It took me over a decade to realize that not everything has to be optimized.
This website used to have more. A lot more. But I recently removed the flourish, the things that were just there because they were “best practices.” The elements that made this site look more professional.

The buttons that existed for the sake of making the UI feel more professional? Gone. The CTA in the hero? Gone. I even removed navigation from most pages.
I rebuilt everything as simple as possible. No strategy. Just creating what feels good to me, is needed for the state of the site today, and has a purpose.
The breaking point
A few weeks ago, I had something to say. I opened my trusty MacBook Air and started typing my thoughts into what I hoped would become a blog post.
After some furious typing, I wanted to see how it would look on the web. So I opened WordPress and created a new post.

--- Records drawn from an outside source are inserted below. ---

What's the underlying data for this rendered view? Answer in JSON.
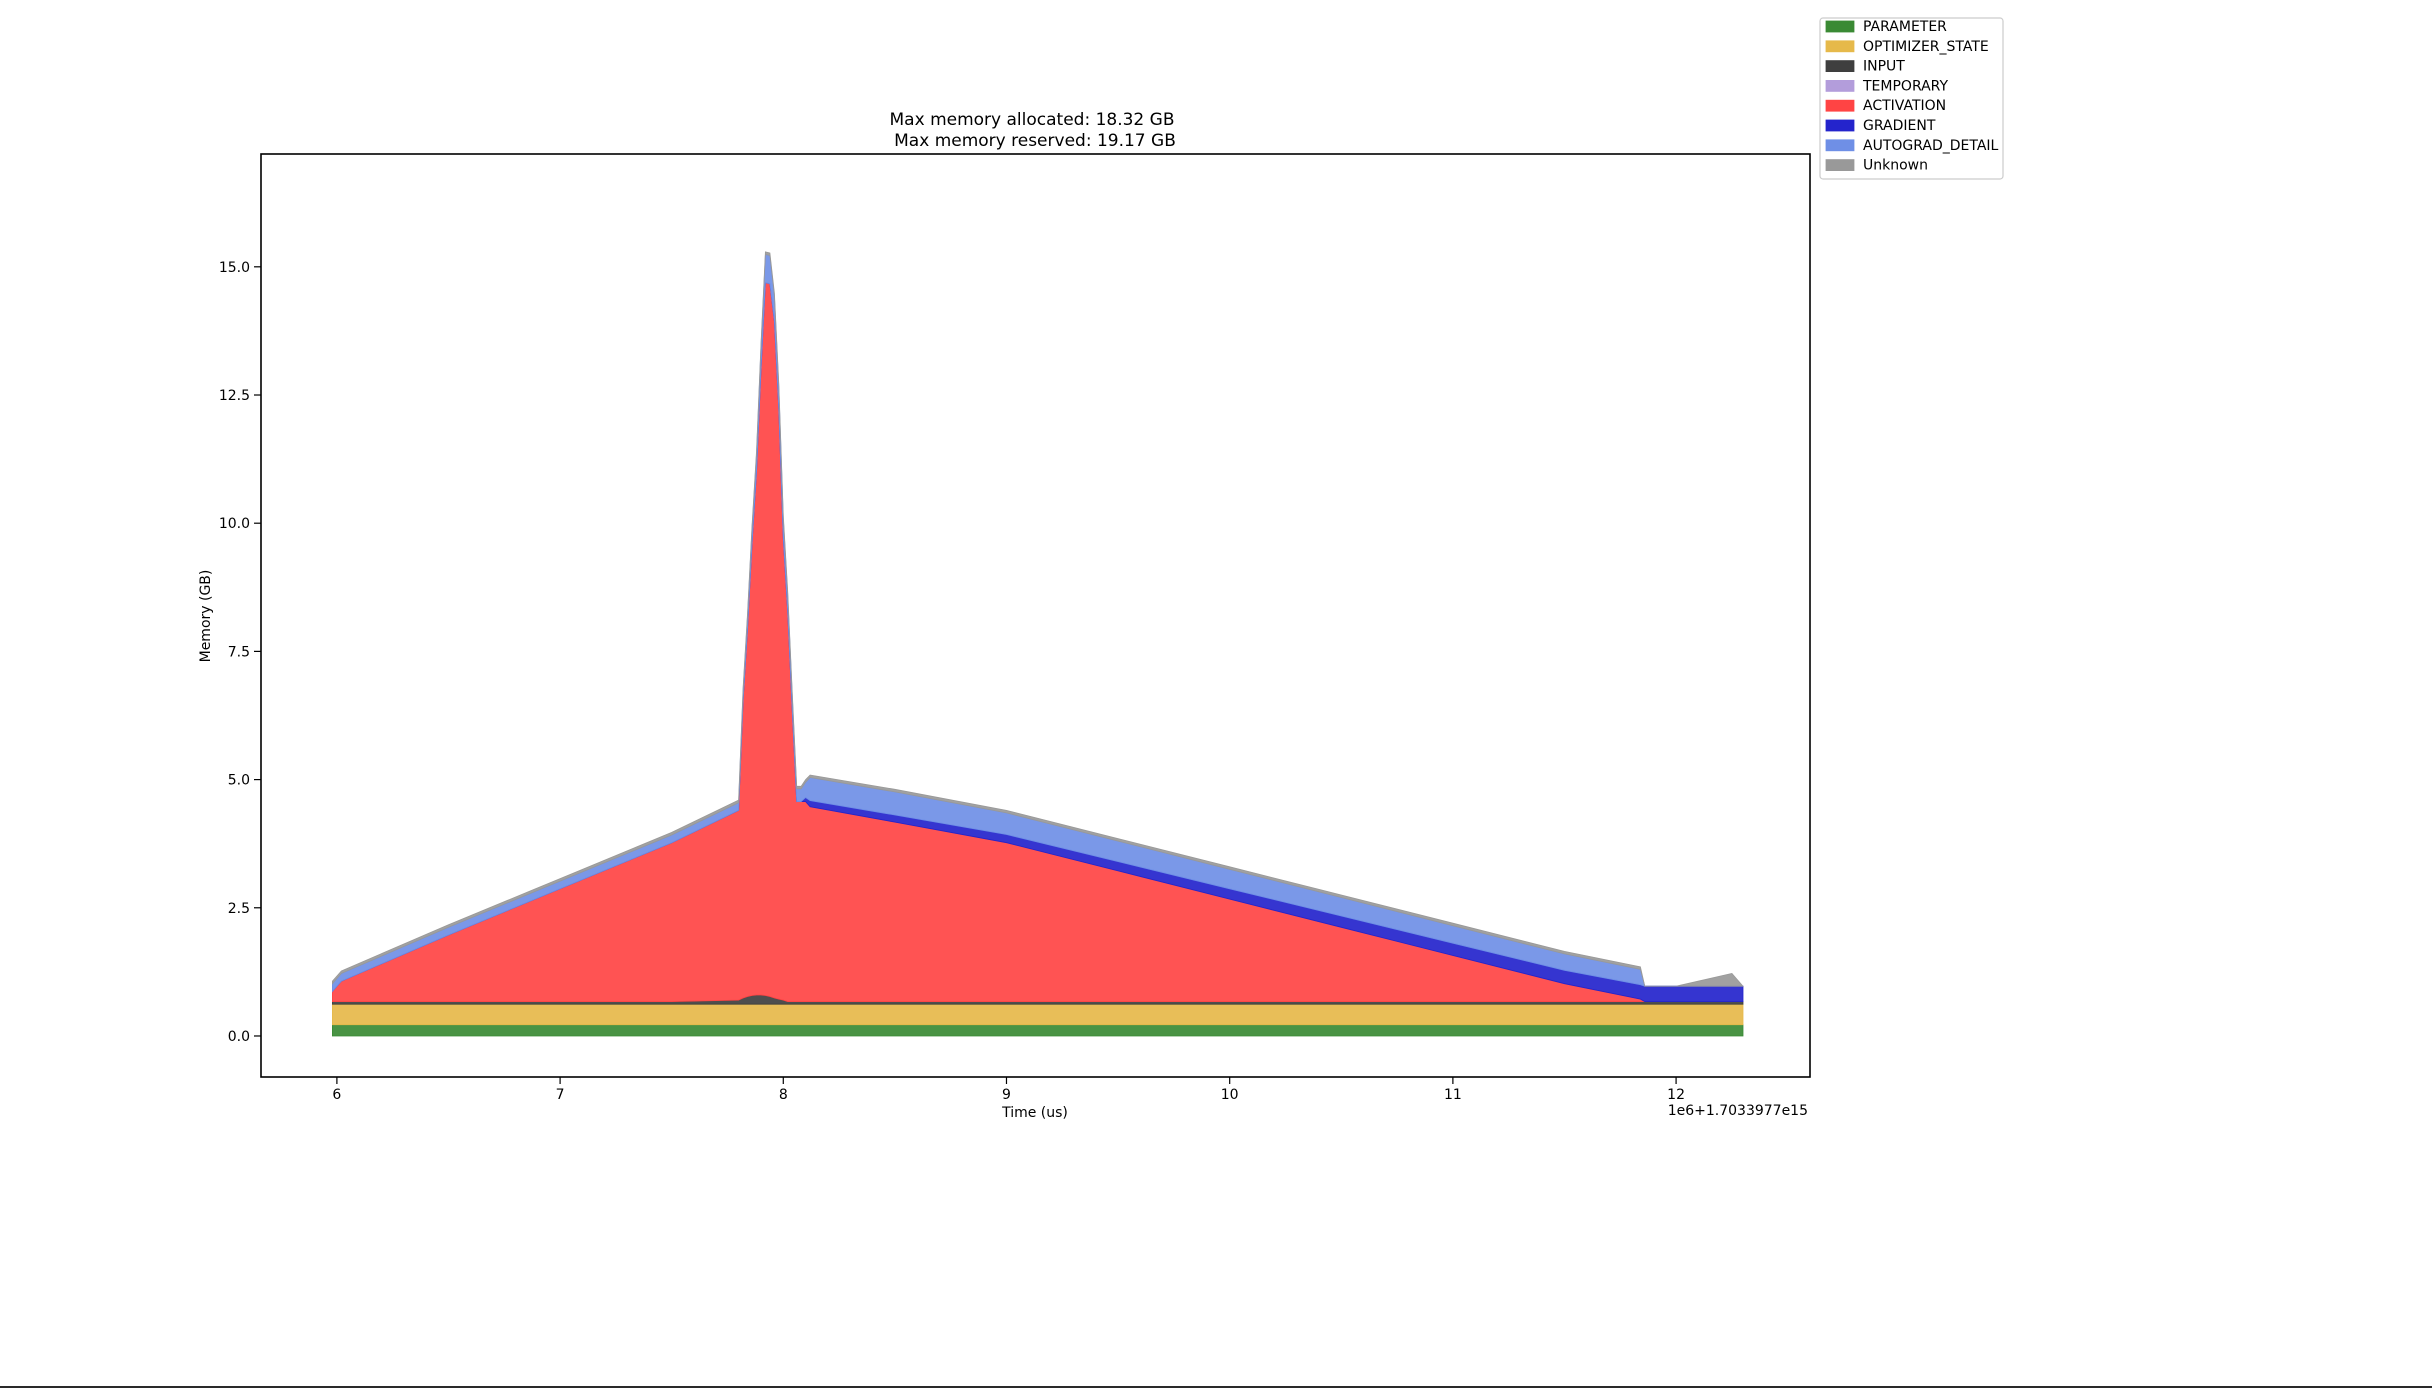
{
  "chart_data": {
    "type": "area",
    "stacked": true,
    "title_lines": [
      "Max memory allocated: 18.32 GB",
      "Max memory reserved: 19.17 GB"
    ],
    "xlabel": "Time (us)",
    "ylabel": "Memory (GB)",
    "x_offset_label": "1e6+1.7033977e15",
    "xlim": [
      5.66,
      12.6
    ],
    "ylim": [
      -0.8,
      17.2
    ],
    "xticks": [
      6,
      7,
      8,
      9,
      10,
      11,
      12
    ],
    "xtick_labels": [
      "6",
      "7",
      "8",
      "9",
      "10",
      "11",
      "12"
    ],
    "yticks": [
      0.0,
      2.5,
      5.0,
      7.5,
      10.0,
      12.5,
      15.0
    ],
    "ytick_labels": [
      "0.0",
      "2.5",
      "5.0",
      "7.5",
      "10.0",
      "12.5",
      "15.0"
    ],
    "grid": false,
    "legend_position": "outside top-right",
    "x": [
      5.98,
      6.02,
      6.5,
      7.0,
      7.5,
      7.8,
      7.82,
      7.84,
      7.86,
      7.88,
      7.9,
      7.92,
      7.94,
      7.96,
      7.98,
      8.0,
      8.02,
      8.04,
      8.06,
      8.08,
      8.1,
      8.12,
      8.5,
      9.0,
      9.5,
      10.0,
      10.5,
      11.0,
      11.5,
      11.84,
      11.86,
      12.0,
      12.2,
      12.25,
      12.3
    ],
    "series": [
      {
        "name": "PARAMETER",
        "color": "#3a8a34",
        "values": [
          0.22,
          0.22,
          0.22,
          0.22,
          0.22,
          0.22,
          0.22,
          0.22,
          0.22,
          0.22,
          0.22,
          0.22,
          0.22,
          0.22,
          0.22,
          0.22,
          0.22,
          0.22,
          0.22,
          0.22,
          0.22,
          0.22,
          0.22,
          0.22,
          0.22,
          0.22,
          0.22,
          0.22,
          0.22,
          0.22,
          0.22,
          0.22,
          0.22,
          0.22,
          0.22
        ]
      },
      {
        "name": "OPTIMIZER_STATE",
        "color": "#e6b94a",
        "values": [
          0.4,
          0.4,
          0.4,
          0.4,
          0.4,
          0.4,
          0.4,
          0.4,
          0.4,
          0.4,
          0.4,
          0.4,
          0.4,
          0.4,
          0.4,
          0.4,
          0.4,
          0.4,
          0.4,
          0.4,
          0.4,
          0.4,
          0.4,
          0.4,
          0.4,
          0.4,
          0.4,
          0.4,
          0.4,
          0.4,
          0.4,
          0.4,
          0.4,
          0.4,
          0.4
        ]
      },
      {
        "name": "INPUT",
        "color": "#3f3f3f",
        "values": [
          0.05,
          0.05,
          0.05,
          0.05,
          0.05,
          0.08,
          0.12,
          0.15,
          0.17,
          0.18,
          0.18,
          0.17,
          0.15,
          0.12,
          0.1,
          0.08,
          0.05,
          0.05,
          0.05,
          0.05,
          0.05,
          0.05,
          0.05,
          0.05,
          0.05,
          0.05,
          0.05,
          0.05,
          0.05,
          0.05,
          0.05,
          0.05,
          0.05,
          0.05,
          0.05
        ]
      },
      {
        "name": "TEMPORARY",
        "color": "#b39ddb",
        "values": [
          0,
          0,
          0,
          0,
          0,
          0,
          0,
          0,
          0,
          0,
          0,
          0,
          0,
          0,
          0,
          0,
          0,
          0,
          0,
          0,
          0,
          0,
          0,
          0,
          0,
          0,
          0,
          0,
          0,
          0,
          0,
          0,
          0,
          0,
          0
        ]
      },
      {
        "name": "ACTIVATION",
        "color": "#ff4444",
        "values": [
          0.2,
          0.4,
          1.3,
          2.2,
          3.1,
          3.7,
          5.8,
          7.2,
          8.8,
          10.2,
          12.2,
          13.9,
          13.9,
          13.2,
          11.5,
          9.0,
          7.6,
          5.7,
          3.9,
          3.9,
          3.9,
          3.8,
          3.5,
          3.1,
          2.55,
          2.0,
          1.45,
          0.9,
          0.35,
          0.05,
          0.0,
          0.0,
          0.0,
          0.0,
          0.0
        ]
      },
      {
        "name": "GRADIENT",
        "color": "#2424cc",
        "values": [
          0,
          0,
          0,
          0,
          0,
          0,
          0,
          0,
          0,
          0,
          0,
          0,
          0,
          0,
          0,
          0,
          0,
          0,
          0,
          0,
          0.08,
          0.12,
          0.14,
          0.16,
          0.18,
          0.2,
          0.22,
          0.24,
          0.26,
          0.28,
          0.3,
          0.3,
          0.3,
          0.3,
          0.3
        ]
      },
      {
        "name": "AUTOGRAD_DETAIL",
        "color": "#6f8fe6",
        "values": [
          0.15,
          0.15,
          0.15,
          0.15,
          0.15,
          0.15,
          0.2,
          0.25,
          0.3,
          0.35,
          0.45,
          0.55,
          0.55,
          0.5,
          0.45,
          0.4,
          0.35,
          0.3,
          0.25,
          0.25,
          0.3,
          0.45,
          0.45,
          0.42,
          0.4,
          0.38,
          0.36,
          0.34,
          0.32,
          0.3,
          0.0,
          0.0,
          0.0,
          0.0,
          0.0
        ]
      },
      {
        "name": "Unknown",
        "color": "#999999",
        "values": [
          0.05,
          0.05,
          0.05,
          0.05,
          0.05,
          0.05,
          0.05,
          0.05,
          0.05,
          0.05,
          0.05,
          0.05,
          0.05,
          0.05,
          0.05,
          0.05,
          0.05,
          0.05,
          0.05,
          0.05,
          0.05,
          0.05,
          0.05,
          0.05,
          0.05,
          0.05,
          0.05,
          0.05,
          0.05,
          0.05,
          0.0,
          0.0,
          0.2,
          0.25,
          0.0
        ]
      }
    ]
  }
}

Then the optimization began. I added signup forms. Tweaked content to be more “strategic.” Forced photos because every post needs one. Added headlines where I didn’t really want them.
I got frustrated. The post had lost its fun. The energy was gone. I closed my laptop in anger and disappointment. That post got deleted.
That’s when it hit me, my own website was suffering from over optimization and it was no longer fun to work on. It represented best practices, but not me.
This cycle has repeated for years. During that time, I’ve created barely anything beyond client work. And I now know exactly why.

I know way too much
Over the years, I’ve worked with incredible creators—amazing humans like Pat Flynn, Ali Abdaal, and Nathan Barry. These guys know their shit. I’ve learned so much from them and I am forever thankful for the opportunities I have had.
I know that having a consistent brand across all platforms, posting at ideal times, and always pushing people to your email list is the “right way.” I know I should have an about page, a newsletter page, a blog page—and a million other things connected to my online presence.
But here’s the thing: I’m not them. I have different goals.
The knowledge I absorbed would’ve created an online presence like theirs. But that’s not what I want. That’s not me, and it always felt off. I was never going to succeed like this.
Knowing the “right way” has paralyzed me. I know the “best” way, so I should be doing it that way, right?
Wrong.
Back to the beginning
When I started my online journey, I was having fun. I built crazy shit. I tried new things. I had no idea what I was doing, but I loved it.
Eventually I got kind of good and people started to offer me money to build them a website. I saw this as a my ticket to freedom from the 9-5, so I jumped on board. I turned my joy of building on the web into a 12-year freelance web design career. I’m incredibly thankful for everything that gave me.
But it had a cost: I stopped building for me.
I became an expert in best practices. I learned all the “shoulds“. I learned how to build what clients wanted. And somewhere along the way, I lost my creativity.
Ship it and see what happens
So I’m stripping it all back. No more forced CTAs. No more strategic content. No more optimization for optimization’s sake.
I’m going back to a “build cool shit, share it with the world, see what happens” mentality. Simple website. Simple online presence. No strategy. Just creating, posting, coding, and designing because I want to.
I don’t care about the “right way” anymore.
I’m solving for today, not for some imagined future where everything is perfectly optimized. When I need an about page, I’ll add one. When I want navigation back, I’ll put it back.
But right now? I just want to create again.